Potions amères

  1. Les bourreaux de Béthune

    Tout commence avec un simple fait divers : par appât du gain, Denise Fachel, employée d’une herboristerie de Béthune, se fait dérober la cagnotte de la boutique à l’arrachée par Gilbert. Parce qu’ils craignent à présent la criminalité ambiante, Patrice et Germaine Ragonot, les propriétaires de l’officine, décident de conserver la caisse dans leur domicile. Le début d’une série de tragédies…

    On éprouve un immense plaisir à retrouver Patrick S. Vast, d’autant qu’il renoue ici avec ses premières amours littéraires. En effet, l’heureux lecteur qui a connu La Veuve de Béthune, Béthune, 2 minutes d’arrêt ou Boulogne stress reconnaîtra sans mal l’architecture de ces romans : une intrigue crédible, mettant en scène des personnages décrits en quelques habiles et véloces coups de plume, et un récit choral s’articulant autour de mécanismes habilement huilés qui vont lentement détruire tous les protagonistes. Ici, les individus sont nombreux et intéressants. Patrice et Germaine, possesseurs de l’herboristerie, lui effacé et soumis aux caprices de son épouse, elle vindicative et mégère jamais apprivoisée. Denise, leur employée, traumatisée par un veuvage accidentel, prête à croire au prochain grand amour. André Ansart, un représentant en produits bio, épris de Denise. Gilbert, mécanicien, prêt à tous les mauvais coups. Abdel Kadri, ancien codétenu de Gilbert, soucieux de récupérer sa compagne Sandra tombée dans les rets d’un proxénète, et qu’il pourra racheter à son souteneur contre dix mille euros. Caroline, une jeune handicapée mentale qui a cependant un habile sens esthétique et une conscience remarquable du temps. Ce qui rend le roman passionnant, ce sont ces interactions mises en œuvre par Patrick S. Vast : des chantages, des tentatives d’empoisonnement, des meurtres, des cadavres escamotés, des pressions par lettres anonymes, etc. Un véritable bouillonnement d’actes délétères, de méfaits toxiques. Chacun va tenter de survivre, lutter contre l’adversité, protéger ses acquis voire s’extraire de sa condition matérielle. Il n’y a pas véritablement de héros ou de antihéros, d’innocents ou de coupables : ce sont des grappes d’êtres humains, brisés par des ressorts et des mécanismes souvent dramatiques, parfois tragiques, qu’ils ont en partie contribués à créer et mettre en branle, et rares seront celles et ceux qui en sortiront indemnes. Une très adroite horlogerie du malheur.

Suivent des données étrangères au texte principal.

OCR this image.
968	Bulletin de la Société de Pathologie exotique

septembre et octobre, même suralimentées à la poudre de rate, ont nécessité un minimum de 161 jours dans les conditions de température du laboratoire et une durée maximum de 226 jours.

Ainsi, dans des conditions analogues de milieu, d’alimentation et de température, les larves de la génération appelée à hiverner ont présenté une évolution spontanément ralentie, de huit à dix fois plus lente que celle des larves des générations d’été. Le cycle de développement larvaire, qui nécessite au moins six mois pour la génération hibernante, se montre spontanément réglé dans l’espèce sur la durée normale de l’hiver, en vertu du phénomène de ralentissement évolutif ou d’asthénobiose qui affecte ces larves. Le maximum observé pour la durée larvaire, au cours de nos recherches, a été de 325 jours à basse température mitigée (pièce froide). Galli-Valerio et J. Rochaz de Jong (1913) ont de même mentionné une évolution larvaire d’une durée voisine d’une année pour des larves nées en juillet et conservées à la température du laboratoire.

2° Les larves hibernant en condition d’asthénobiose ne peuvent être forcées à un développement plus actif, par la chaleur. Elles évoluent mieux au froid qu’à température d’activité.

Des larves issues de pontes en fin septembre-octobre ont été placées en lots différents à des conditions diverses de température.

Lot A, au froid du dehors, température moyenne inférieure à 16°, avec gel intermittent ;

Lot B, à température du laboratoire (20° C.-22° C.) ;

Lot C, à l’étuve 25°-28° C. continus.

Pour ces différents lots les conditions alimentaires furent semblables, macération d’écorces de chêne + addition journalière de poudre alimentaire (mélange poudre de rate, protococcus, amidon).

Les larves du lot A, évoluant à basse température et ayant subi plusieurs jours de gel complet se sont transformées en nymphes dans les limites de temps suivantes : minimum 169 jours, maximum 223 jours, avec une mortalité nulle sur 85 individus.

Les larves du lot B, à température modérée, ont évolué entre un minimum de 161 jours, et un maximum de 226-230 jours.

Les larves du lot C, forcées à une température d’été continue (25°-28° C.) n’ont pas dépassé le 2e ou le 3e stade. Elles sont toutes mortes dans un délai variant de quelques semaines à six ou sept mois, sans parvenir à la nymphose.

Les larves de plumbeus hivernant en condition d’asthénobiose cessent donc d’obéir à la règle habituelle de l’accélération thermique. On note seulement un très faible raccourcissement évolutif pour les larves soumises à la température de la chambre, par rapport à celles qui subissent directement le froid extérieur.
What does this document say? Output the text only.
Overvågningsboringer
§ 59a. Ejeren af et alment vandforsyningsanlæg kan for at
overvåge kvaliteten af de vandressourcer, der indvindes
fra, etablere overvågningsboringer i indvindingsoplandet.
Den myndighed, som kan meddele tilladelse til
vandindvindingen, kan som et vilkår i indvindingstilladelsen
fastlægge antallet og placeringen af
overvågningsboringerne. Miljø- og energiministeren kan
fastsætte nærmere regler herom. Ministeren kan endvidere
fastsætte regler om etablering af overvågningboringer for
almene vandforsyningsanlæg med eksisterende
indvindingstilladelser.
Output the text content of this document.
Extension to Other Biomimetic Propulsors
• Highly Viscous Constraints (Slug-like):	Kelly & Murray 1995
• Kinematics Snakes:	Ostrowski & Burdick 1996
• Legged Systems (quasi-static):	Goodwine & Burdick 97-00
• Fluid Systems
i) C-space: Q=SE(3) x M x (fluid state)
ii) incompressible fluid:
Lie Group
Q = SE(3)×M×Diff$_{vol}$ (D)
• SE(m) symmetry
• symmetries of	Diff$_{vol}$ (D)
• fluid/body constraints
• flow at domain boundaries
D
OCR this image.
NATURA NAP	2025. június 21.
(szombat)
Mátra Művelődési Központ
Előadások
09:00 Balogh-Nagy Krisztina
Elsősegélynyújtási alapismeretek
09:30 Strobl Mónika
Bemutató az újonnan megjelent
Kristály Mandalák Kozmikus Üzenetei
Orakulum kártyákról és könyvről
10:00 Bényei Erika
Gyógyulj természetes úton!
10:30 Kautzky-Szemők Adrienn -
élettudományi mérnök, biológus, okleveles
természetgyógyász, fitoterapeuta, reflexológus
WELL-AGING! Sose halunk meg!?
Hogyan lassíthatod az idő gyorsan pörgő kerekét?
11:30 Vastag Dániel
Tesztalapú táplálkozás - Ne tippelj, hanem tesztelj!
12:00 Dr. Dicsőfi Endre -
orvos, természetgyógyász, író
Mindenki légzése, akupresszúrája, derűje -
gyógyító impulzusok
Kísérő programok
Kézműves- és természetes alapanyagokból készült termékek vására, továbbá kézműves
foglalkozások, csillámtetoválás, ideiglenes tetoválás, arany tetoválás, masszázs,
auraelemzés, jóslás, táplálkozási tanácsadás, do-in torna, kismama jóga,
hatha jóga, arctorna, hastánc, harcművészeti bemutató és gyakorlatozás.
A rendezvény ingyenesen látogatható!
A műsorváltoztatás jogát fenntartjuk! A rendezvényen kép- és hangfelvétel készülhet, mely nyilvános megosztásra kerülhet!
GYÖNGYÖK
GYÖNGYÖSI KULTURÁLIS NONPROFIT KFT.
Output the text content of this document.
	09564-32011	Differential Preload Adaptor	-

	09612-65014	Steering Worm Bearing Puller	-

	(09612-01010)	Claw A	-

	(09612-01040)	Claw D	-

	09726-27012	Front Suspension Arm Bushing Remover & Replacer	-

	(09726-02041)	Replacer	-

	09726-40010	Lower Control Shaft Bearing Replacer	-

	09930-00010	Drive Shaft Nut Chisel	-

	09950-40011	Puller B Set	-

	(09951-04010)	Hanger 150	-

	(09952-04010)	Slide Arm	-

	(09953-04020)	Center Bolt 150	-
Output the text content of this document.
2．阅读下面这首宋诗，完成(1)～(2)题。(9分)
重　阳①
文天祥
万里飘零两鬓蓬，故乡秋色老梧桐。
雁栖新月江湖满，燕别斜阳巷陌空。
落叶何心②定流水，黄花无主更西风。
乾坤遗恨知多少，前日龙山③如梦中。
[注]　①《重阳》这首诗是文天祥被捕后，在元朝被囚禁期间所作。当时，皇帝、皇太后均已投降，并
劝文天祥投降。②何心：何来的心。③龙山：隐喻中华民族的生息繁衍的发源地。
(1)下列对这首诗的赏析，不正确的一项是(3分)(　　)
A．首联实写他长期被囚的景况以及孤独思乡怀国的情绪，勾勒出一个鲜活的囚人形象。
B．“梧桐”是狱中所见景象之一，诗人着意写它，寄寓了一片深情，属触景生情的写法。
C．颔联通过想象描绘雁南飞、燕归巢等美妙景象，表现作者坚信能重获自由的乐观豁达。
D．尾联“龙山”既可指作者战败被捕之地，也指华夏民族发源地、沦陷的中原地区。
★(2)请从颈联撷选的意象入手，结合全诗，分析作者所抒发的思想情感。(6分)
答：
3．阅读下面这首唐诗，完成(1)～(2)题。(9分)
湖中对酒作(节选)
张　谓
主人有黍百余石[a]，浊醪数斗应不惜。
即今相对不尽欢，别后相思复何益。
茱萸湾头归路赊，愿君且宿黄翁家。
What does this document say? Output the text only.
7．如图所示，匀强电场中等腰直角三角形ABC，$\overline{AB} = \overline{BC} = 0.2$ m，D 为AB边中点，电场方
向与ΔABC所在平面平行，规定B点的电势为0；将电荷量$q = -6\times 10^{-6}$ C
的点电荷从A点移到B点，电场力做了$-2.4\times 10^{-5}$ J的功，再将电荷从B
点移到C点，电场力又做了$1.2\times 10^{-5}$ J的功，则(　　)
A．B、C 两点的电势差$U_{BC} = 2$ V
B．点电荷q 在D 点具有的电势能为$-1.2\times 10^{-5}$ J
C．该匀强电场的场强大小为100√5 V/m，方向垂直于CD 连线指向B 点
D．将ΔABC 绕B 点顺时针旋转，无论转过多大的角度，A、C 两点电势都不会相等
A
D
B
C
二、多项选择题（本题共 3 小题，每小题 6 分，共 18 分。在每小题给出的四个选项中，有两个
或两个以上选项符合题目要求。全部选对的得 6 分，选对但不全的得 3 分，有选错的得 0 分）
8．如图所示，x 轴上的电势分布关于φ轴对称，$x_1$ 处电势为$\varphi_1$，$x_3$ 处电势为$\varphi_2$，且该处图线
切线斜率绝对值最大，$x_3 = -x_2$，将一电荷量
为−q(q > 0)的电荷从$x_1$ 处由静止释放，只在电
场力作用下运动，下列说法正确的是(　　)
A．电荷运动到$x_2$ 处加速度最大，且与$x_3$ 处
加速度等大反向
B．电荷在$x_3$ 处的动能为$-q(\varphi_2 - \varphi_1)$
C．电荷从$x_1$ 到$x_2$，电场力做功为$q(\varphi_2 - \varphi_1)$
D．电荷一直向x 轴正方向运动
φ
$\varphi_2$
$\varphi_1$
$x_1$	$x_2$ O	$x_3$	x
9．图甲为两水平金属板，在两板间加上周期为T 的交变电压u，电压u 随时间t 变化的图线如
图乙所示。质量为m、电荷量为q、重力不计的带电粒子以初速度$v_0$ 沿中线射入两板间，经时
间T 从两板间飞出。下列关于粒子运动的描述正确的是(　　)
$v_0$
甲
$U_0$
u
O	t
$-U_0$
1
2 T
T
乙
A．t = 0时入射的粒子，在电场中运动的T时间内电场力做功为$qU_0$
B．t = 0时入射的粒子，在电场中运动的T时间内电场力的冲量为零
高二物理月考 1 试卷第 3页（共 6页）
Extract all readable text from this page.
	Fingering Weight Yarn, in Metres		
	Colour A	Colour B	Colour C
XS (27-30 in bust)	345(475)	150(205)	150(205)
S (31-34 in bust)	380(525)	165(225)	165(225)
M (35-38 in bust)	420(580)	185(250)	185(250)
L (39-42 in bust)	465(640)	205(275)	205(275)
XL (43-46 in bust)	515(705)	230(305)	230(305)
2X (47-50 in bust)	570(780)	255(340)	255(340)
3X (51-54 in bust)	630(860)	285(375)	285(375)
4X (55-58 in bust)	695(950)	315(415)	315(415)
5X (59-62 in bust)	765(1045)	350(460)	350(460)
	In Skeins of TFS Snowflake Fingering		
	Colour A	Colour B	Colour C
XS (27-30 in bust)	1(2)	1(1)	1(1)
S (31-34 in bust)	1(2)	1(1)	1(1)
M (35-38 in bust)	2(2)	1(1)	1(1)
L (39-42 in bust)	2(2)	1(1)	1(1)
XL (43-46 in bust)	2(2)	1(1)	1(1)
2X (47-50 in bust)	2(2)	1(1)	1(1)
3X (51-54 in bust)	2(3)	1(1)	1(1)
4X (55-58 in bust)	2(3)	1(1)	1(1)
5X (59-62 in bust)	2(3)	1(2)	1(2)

    C’est donc avec un plaisir complet que l’on retrouve Patrick S. Vast, ici au meilleur de sa forme, avec ce scénario implacable et cette écriture si typique. Et le plaisir n’en est qu’accru puisqu’il signe avec cet opus, dont la dédicace est faite à Georges Simenon, Stanislas-André Steeman et André-Paul Duchâteau, la naissance d’une maison d’édition, le Chat moiré. On ne peut bien évidemment qu’applaudir une telle naissance et souhaiter d’autres grossesses littéraires après ce premier accouchement de grande qualité.